The 18th-century project, Plebeian Lives and the Making of Modern London 1690-1800, is much more difficult and complex. Like many other early modern and 19th-century digital primary sources, the OB/CCC proceedings are printed texts - relatively easy to read and transcribe, and to mark up for digitisation. But the majority of the Plebeian Lives sources will be archival manuscript materials. They will cover a wide range: including legal records such as coroners’ inquests; parish records (eg: pauper letters, vestry minute books); the records of Bridewell and Bethlem hospital; apprenticeship records. There’ll also be printed texts, such as Ordinary’s Accounts.

Like the Old Bailey/Central Criminal Court databases, they’ll all end up online: thousands of documents, full text, fully searchable, freely available to all internet users without any subscription barriers. What’s more, we hope to construct a search engine that will make it possible to simultaneously search a number of related online primary source resources alongside ours, including the OBP, and others at different sites such as British History Online.

This is the goal, at least. (I am terrified, whenever I stop being insanely excited.) Right now, all I have for this is a humungous (1 terabyte) hard drive filled with the first batch of scanned document images (very large, high quality .tif files, which is why they take up so much drive space).

The practical difficulties are not minor. Every phase of the process is lengthy and much of it (to be honest) fairly tedious, for both projects. All those documents and printed texts must first of all be microfilmed, scanned, and ‘rekeyed’ (transcribed): that part of it is outsourced, although we have to produce various documentation to guide the rekeyers (and generally nag and cajole the contractors to give us what we want when we want it).

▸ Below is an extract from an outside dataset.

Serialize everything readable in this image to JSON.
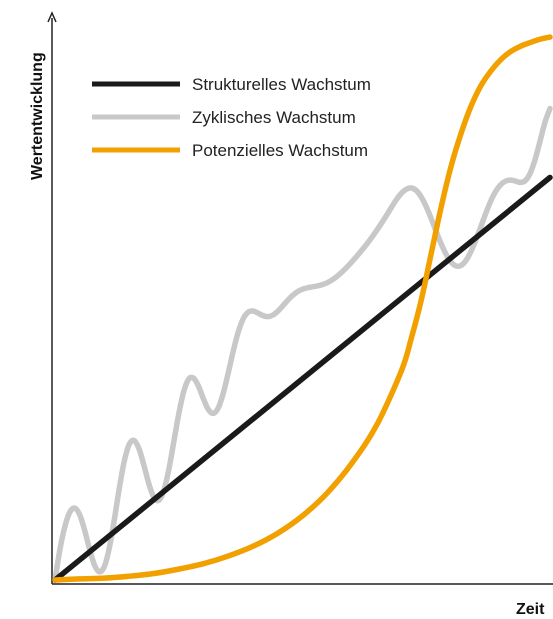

Some of the documents will be much better preserved and/or easier to decipher than others.

Then we have to mark up the transcripts in XML, another dull and painstaking task, which will be undertaken in two ways over the next 2 years or so. Right now and with my, um, ‘help’, the HRI programmers are writing fearfully complicated programs that will do substantial sections of the CCC transcripts automatically; the rest will be done manually by several part-time, home-based workers (some of them are postgrad students) who will start this autumn.

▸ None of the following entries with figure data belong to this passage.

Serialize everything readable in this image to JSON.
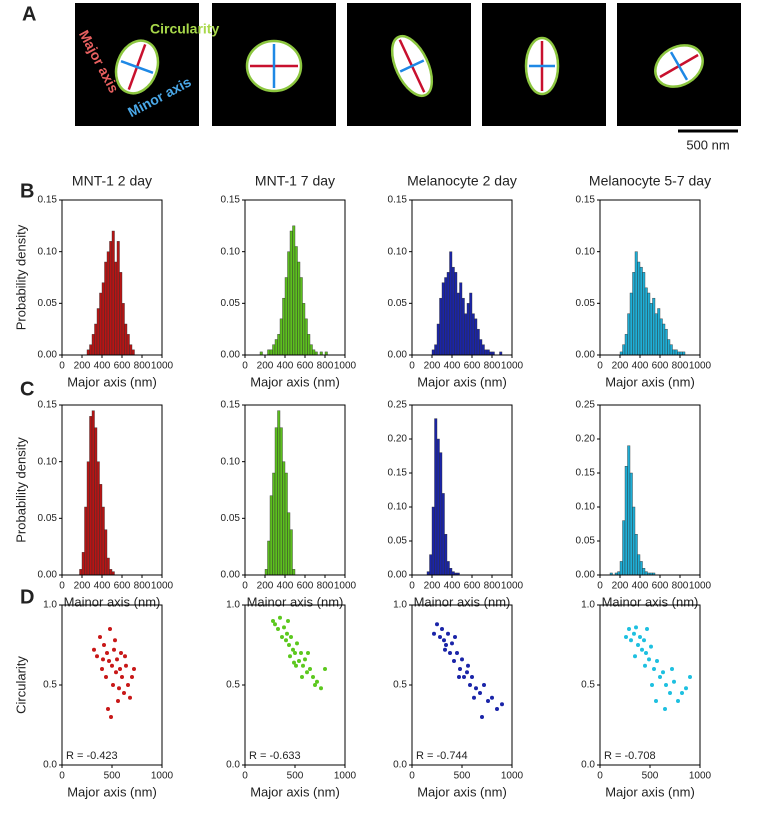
{
  "panel_letters": [
    "A",
    "B",
    "C",
    "D"
  ],
  "panel_a": {
    "circularity": "Circularity",
    "major_axis": "Major axis",
    "minor_axis": "Minor axis",
    "scale_bar": "500 nm"
  },
  "chart_data": [
    {
      "type": "histogram",
      "title": "MNT-1  2 day",
      "xlabel": "Major axis (nm)",
      "ylabel": "Probability density",
      "color": "#b81414",
      "bins": [
        250,
        275,
        300,
        325,
        350,
        375,
        400,
        425,
        450,
        475,
        500,
        525,
        550,
        575,
        600,
        625,
        650,
        675,
        700,
        725
      ],
      "values": [
        0.005,
        0.01,
        0.02,
        0.03,
        0.045,
        0.06,
        0.07,
        0.09,
        0.1,
        0.11,
        0.12,
        0.09,
        0.11,
        0.08,
        0.05,
        0.03,
        0.02,
        0.01,
        0.005
      ],
      "xlim": [
        0,
        1000
      ],
      "xticks": [
        0,
        200,
        400,
        600,
        800,
        1000
      ],
      "ylim": [
        0,
        0.15
      ],
      "yticks": [
        {
          "value": 0,
          "label": "0.00"
        },
        {
          "value": 0.05,
          "label": "0.05"
        },
        {
          "value": 0.1,
          "label": "0.10"
        },
        {
          "value": 0.15,
          "label": "0.15"
        }
      ]
    },
    {
      "type": "histogram",
      "title": "MNT-1  7 day",
      "xlabel": "Major axis (nm)",
      "color": "#5cbf1e",
      "bins": [
        150,
        175,
        200,
        225,
        250,
        275,
        300,
        325,
        350,
        375,
        400,
        425,
        450,
        475,
        500,
        525,
        550,
        575,
        600,
        625,
        650,
        675,
        700,
        725,
        750,
        775,
        800,
        825
      ],
      "values": [
        0.003,
        0,
        0,
        0.005,
        0.005,
        0.01,
        0.015,
        0.02,
        0.035,
        0.055,
        0.075,
        0.1,
        0.12,
        0.125,
        0.105,
        0.09,
        0.075,
        0.05,
        0.035,
        0.02,
        0.01,
        0.005,
        0.003,
        0,
        0.003,
        0,
        0.003
      ],
      "xlim": [
        0,
        1000
      ],
      "xticks": [
        0,
        200,
        400,
        600,
        800,
        1000
      ],
      "ylim": [
        0,
        0.15
      ],
      "yticks": [
        {
          "value": 0,
          "label": "0.00"
        },
        {
          "value": 0.05,
          "label": "0.05"
        },
        {
          "value": 0.1,
          "label": "0.10"
        },
        {
          "value": 0.15,
          "label": "0.15"
        }
      ]
    },
    {
      "type": "histogram",
      "title": "Melanocyte  2 day",
      "xlabel": "Major axis (nm)",
      "color": "#1a24a8",
      "bins": [
        200,
        225,
        250,
        275,
        300,
        325,
        350,
        375,
        400,
        425,
        450,
        475,
        500,
        525,
        550,
        575,
        600,
        625,
        650,
        675,
        700,
        725,
        750,
        775,
        800,
        825,
        850,
        875,
        900
      ],
      "values": [
        0.005,
        0.01,
        0.03,
        0.055,
        0.07,
        0.075,
        0.08,
        0.1,
        0.085,
        0.08,
        0.06,
        0.07,
        0.055,
        0.04,
        0.05,
        0.06,
        0.04,
        0.035,
        0.025,
        0.015,
        0.01,
        0.005,
        0.005,
        0.003,
        0.003,
        0,
        0,
        0.003
      ],
      "xlim": [
        0,
        1000
      ],
      "xticks": [
        0,
        200,
        400,
        600,
        800,
        1000
      ],
      "ylim": [
        0,
        0.15
      ],
      "yticks": [
        {
          "value": 0,
          "label": "0.00"
        },
        {
          "value": 0.05,
          "label": "0.05"
        },
        {
          "value": 0.1,
          "label": "0.10"
        },
        {
          "value": 0.15,
          "label": "0.15"
        }
      ]
    },
    {
      "type": "histogram",
      "title": "Melanocyte  5-7 day",
      "xlabel": "Major axis (nm)",
      "color": "#1eaed6",
      "bins": [
        200,
        225,
        250,
        275,
        300,
        325,
        350,
        375,
        400,
        425,
        450,
        475,
        500,
        525,
        550,
        575,
        600,
        625,
        650,
        675,
        700,
        725,
        750,
        775,
        800,
        825,
        850,
        875,
        900
      ],
      "values": [
        0.003,
        0.01,
        0.02,
        0.04,
        0.06,
        0.08,
        0.1,
        0.09,
        0.085,
        0.08,
        0.065,
        0.06,
        0.05,
        0.055,
        0.04,
        0.045,
        0.035,
        0.03,
        0.025,
        0.015,
        0.01,
        0.005,
        0.005,
        0.003,
        0.003,
        0.003,
        0,
        0
      ],
      "xlim": [
        0,
        1000
      ],
      "xticks": [
        0,
        200,
        400,
        600,
        800,
        1000
      ],
      "ylim": [
        0,
        0.15
      ],
      "yticks": [
        {
          "value": 0,
          "label": "0.00"
        },
        {
          "value": 0.05,
          "label": "0.05"
        },
        {
          "value": 0.1,
          "label": "0.10"
        },
        {
          "value": 0.15,
          "label": "0.15"
        }
      ]
    },
    {
      "type": "histogram",
      "xlabel": "Mainor axis (nm)",
      "ylabel": "Probability density",
      "color": "#b81414",
      "bins": [
        175,
        200,
        225,
        250,
        275,
        300,
        325,
        350,
        375,
        400,
        425,
        450,
        475,
        500,
        525
      ],
      "values": [
        0.005,
        0.02,
        0.06,
        0.1,
        0.14,
        0.145,
        0.13,
        0.1,
        0.08,
        0.06,
        0.04,
        0.015,
        0.005,
        0.003
      ],
      "xlim": [
        0,
        1000
      ],
      "xticks": [
        0,
        200,
        400,
        600,
        800,
        1000
      ],
      "ylim": [
        0,
        0.15
      ],
      "yticks": [
        {
          "value": 0,
          "label": "0.00"
        },
        {
          "value": 0.05,
          "label": "0.05"
        },
        {
          "value": 0.1,
          "label": "0.10"
        },
        {
          "value": 0.15,
          "label": "0.15"
        }
      ]
    },
    {
      "type": "histogram",
      "xlabel": "Mainor axis (nm)",
      "color": "#5cbf1e",
      "bins": [
        200,
        225,
        250,
        275,
        300,
        325,
        350,
        375,
        400,
        425,
        450,
        475,
        500
      ],
      "values": [
        0.005,
        0.03,
        0.07,
        0.09,
        0.13,
        0.145,
        0.13,
        0.1,
        0.09,
        0.055,
        0.04,
        0.005
      ],
      "xlim": [
        0,
        1000
      ],
      "xticks": [
        0,
        200,
        400,
        600,
        800,
        1000
      ],
      "ylim": [
        0,
        0.15
      ],
      "yticks": [
        {
          "value": 0,
          "label": "0.00"
        },
        {
          "value": 0.05,
          "label": "0.05"
        },
        {
          "value": 0.1,
          "label": "0.10"
        },
        {
          "value": 0.15,
          "label": "0.15"
        }
      ]
    },
    {
      "type": "histogram",
      "xlabel": "Mainor axis (nm)",
      "color": "#1a24a8",
      "bins": [
        150,
        175,
        200,
        225,
        250,
        275,
        300,
        325,
        350,
        375,
        400,
        425,
        450,
        475,
        500
      ],
      "values": [
        0.005,
        0.03,
        0.1,
        0.23,
        0.2,
        0.18,
        0.12,
        0.06,
        0.02,
        0.01,
        0.005,
        0.003,
        0.003,
        0
      ],
      "xlim": [
        0,
        1000
      ],
      "xticks": [
        0,
        200,
        400,
        600,
        800,
        1000
      ],
      "ylim": [
        0,
        0.25
      ],
      "yticks": [
        {
          "value": 0,
          "label": "0.00"
        },
        {
          "value": 0.05,
          "label": "0.05"
        },
        {
          "value": 0.1,
          "label": "0.10"
        },
        {
          "value": 0.15,
          "label": "0.15"
        },
        {
          "value": 0.2,
          "label": "0.20"
        },
        {
          "value": 0.25,
          "label": "0.25"
        }
      ]
    },
    {
      "type": "histogram",
      "xlabel": "Mainor axis (nm)",
      "color": "#1eaed6",
      "bins": [
        100,
        125,
        150,
        175,
        200,
        225,
        250,
        275,
        300,
        325,
        350,
        375,
        400,
        425,
        450,
        475,
        500,
        525,
        550
      ],
      "values": [
        0.003,
        0,
        0.003,
        0.005,
        0.02,
        0.08,
        0.16,
        0.19,
        0.15,
        0.1,
        0.06,
        0.03,
        0.02,
        0.01,
        0.005,
        0.003,
        0.003,
        0.003
      ],
      "xlim": [
        0,
        1000
      ],
      "xticks": [
        0,
        200,
        400,
        600,
        800,
        1000
      ],
      "ylim": [
        0,
        0.25
      ],
      "yticks": [
        {
          "value": 0,
          "label": "0.00"
        },
        {
          "value": 0.05,
          "label": "0.05"
        },
        {
          "value": 0.1,
          "label": "0.10"
        },
        {
          "value": 0.15,
          "label": "0.15"
        },
        {
          "value": 0.2,
          "label": "0.20"
        },
        {
          "value": 0.25,
          "label": "0.25"
        }
      ]
    },
    {
      "type": "scatter",
      "xlabel": "Major axis (nm)",
      "ylabel": "Circularity",
      "annotation": "R = -0.423",
      "color": "#c81818",
      "x": [
        320,
        350,
        380,
        400,
        420,
        440,
        450,
        470,
        480,
        500,
        510,
        520,
        540,
        550,
        560,
        580,
        600,
        620,
        640,
        660,
        680,
        700,
        460,
        530,
        590,
        410,
        490,
        570,
        630,
        720
      ],
      "y": [
        0.72,
        0.68,
        0.8,
        0.6,
        0.75,
        0.55,
        0.7,
        0.65,
        0.85,
        0.62,
        0.5,
        0.72,
        0.58,
        0.66,
        0.4,
        0.6,
        0.55,
        0.45,
        0.62,
        0.5,
        0.42,
        0.55,
        0.35,
        0.78,
        0.7,
        0.66,
        0.3,
        0.48,
        0.68,
        0.6
      ],
      "xlim": [
        0,
        1000
      ],
      "xticks": [
        0,
        500,
        1000
      ],
      "ylim": [
        0,
        1
      ],
      "yticks": [
        {
          "value": 0,
          "label": "0.0"
        },
        {
          "value": 0.5,
          "label": "0.5"
        },
        {
          "value": 1,
          "label": "1.0"
        }
      ]
    },
    {
      "type": "scatter",
      "xlabel": "Major axis (nm)",
      "annotation": "R = -0.633",
      "color": "#5cc81e",
      "x": [
        280,
        300,
        330,
        350,
        370,
        390,
        410,
        420,
        440,
        460,
        480,
        500,
        520,
        540,
        560,
        580,
        600,
        620,
        650,
        680,
        700,
        720,
        760,
        800,
        450,
        510,
        570,
        630,
        430,
        490
      ],
      "y": [
        0.9,
        0.88,
        0.85,
        0.92,
        0.8,
        0.86,
        0.78,
        0.82,
        0.75,
        0.8,
        0.72,
        0.7,
        0.76,
        0.65,
        0.7,
        0.62,
        0.66,
        0.58,
        0.6,
        0.55,
        0.5,
        0.52,
        0.48,
        0.6,
        0.68,
        0.62,
        0.55,
        0.7,
        0.9,
        0.64
      ],
      "xlim": [
        0,
        1000
      ],
      "xticks": [
        0,
        500,
        1000
      ],
      "ylim": [
        0,
        1
      ],
      "yticks": [
        {
          "value": 0,
          "label": "0.0"
        },
        {
          "value": 0.5,
          "label": "0.5"
        },
        {
          "value": 1,
          "label": "1.0"
        }
      ]
    },
    {
      "type": "scatter",
      "xlabel": "Major axis (nm)",
      "annotation": "R = -0.744",
      "color": "#1a24a8",
      "x": [
        220,
        250,
        280,
        300,
        320,
        340,
        360,
        380,
        400,
        420,
        450,
        480,
        500,
        520,
        550,
        580,
        600,
        640,
        680,
        720,
        760,
        800,
        850,
        900,
        330,
        430,
        470,
        560,
        620,
        700
      ],
      "y": [
        0.82,
        0.88,
        0.8,
        0.85,
        0.78,
        0.75,
        0.82,
        0.7,
        0.76,
        0.65,
        0.7,
        0.6,
        0.66,
        0.55,
        0.58,
        0.5,
        0.55,
        0.48,
        0.45,
        0.5,
        0.4,
        0.42,
        0.35,
        0.38,
        0.72,
        0.8,
        0.55,
        0.62,
        0.42,
        0.3
      ],
      "xlim": [
        0,
        1000
      ],
      "xticks": [
        0,
        500,
        1000
      ],
      "ylim": [
        0,
        1
      ],
      "yticks": [
        {
          "value": 0,
          "label": "0.0"
        },
        {
          "value": 0.5,
          "label": "0.5"
        },
        {
          "value": 1,
          "label": "1.0"
        }
      ]
    },
    {
      "type": "scatter",
      "xlabel": "Major axis (nm)",
      "annotation": "R = -0.708",
      "color": "#1ec0e0",
      "x": [
        260,
        290,
        310,
        340,
        360,
        380,
        400,
        420,
        440,
        460,
        490,
        510,
        540,
        570,
        600,
        630,
        660,
        700,
        740,
        780,
        820,
        860,
        900,
        350,
        450,
        520,
        560,
        650,
        720,
        470
      ],
      "y": [
        0.8,
        0.85,
        0.78,
        0.82,
        0.86,
        0.75,
        0.8,
        0.72,
        0.78,
        0.7,
        0.66,
        0.74,
        0.6,
        0.65,
        0.55,
        0.58,
        0.5,
        0.45,
        0.52,
        0.4,
        0.45,
        0.48,
        0.55,
        0.68,
        0.62,
        0.5,
        0.4,
        0.35,
        0.6,
        0.85
      ],
      "xlim": [
        0,
        1000
      ],
      "xticks": [
        0,
        500,
        1000
      ],
      "ylim": [
        0,
        1
      ],
      "yticks": [
        {
          "value": 0,
          "label": "0.0"
        },
        {
          "value": 0.5,
          "label": "0.5"
        },
        {
          "value": 1,
          "label": "1.0"
        }
      ]
    }
  ]
}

Once that markup is done, the CCC project will be quite straightforward to finish off, since it will be essentially a matter of adding it to the existing OBP database and giving it a few tweaks. But for our 18th-century plebeians, our job will barely have begun.

Firstly, the HRI people have to create a powerful search engine that anyone can use fairly easily and, of course, we have to create a web site to present it. We hope that many people with 18th-century interests, from genealogists to academics, will find their own ways of using the resource. What we want to do with it is to analyse the data in order to “reconstruct how ‘ordinary’ Londoners interacted with various government and charitable institutions in the course of their daily lives”. We’ll be doing large scale quantitative analysis and record linkage (to find out, for example, patterns of relationships between claiming poor relief and ending up as a victim or perpetrator of crime). The technique of nominal record linkage has tended to be applied to small rural populations: the computer made record linkage practical in the first place, now the internet is making possible the extension of its methods to the teeming metropolis. On the other hand, we want to do qualitative analysis: where we can find rich enough information about individuals, we’ll trace their individual experiences and uses of the institutions available to them.

I (eventually) get the fun job of writing biographies to put on the website. My bosses have to sit down and write the serious monograph.

I think I have one of the coolest jobs in the universe right now.

. . .

[Parts of this post have been revised and x-posted at my other new bloghome, The Long Eighteenth Century.]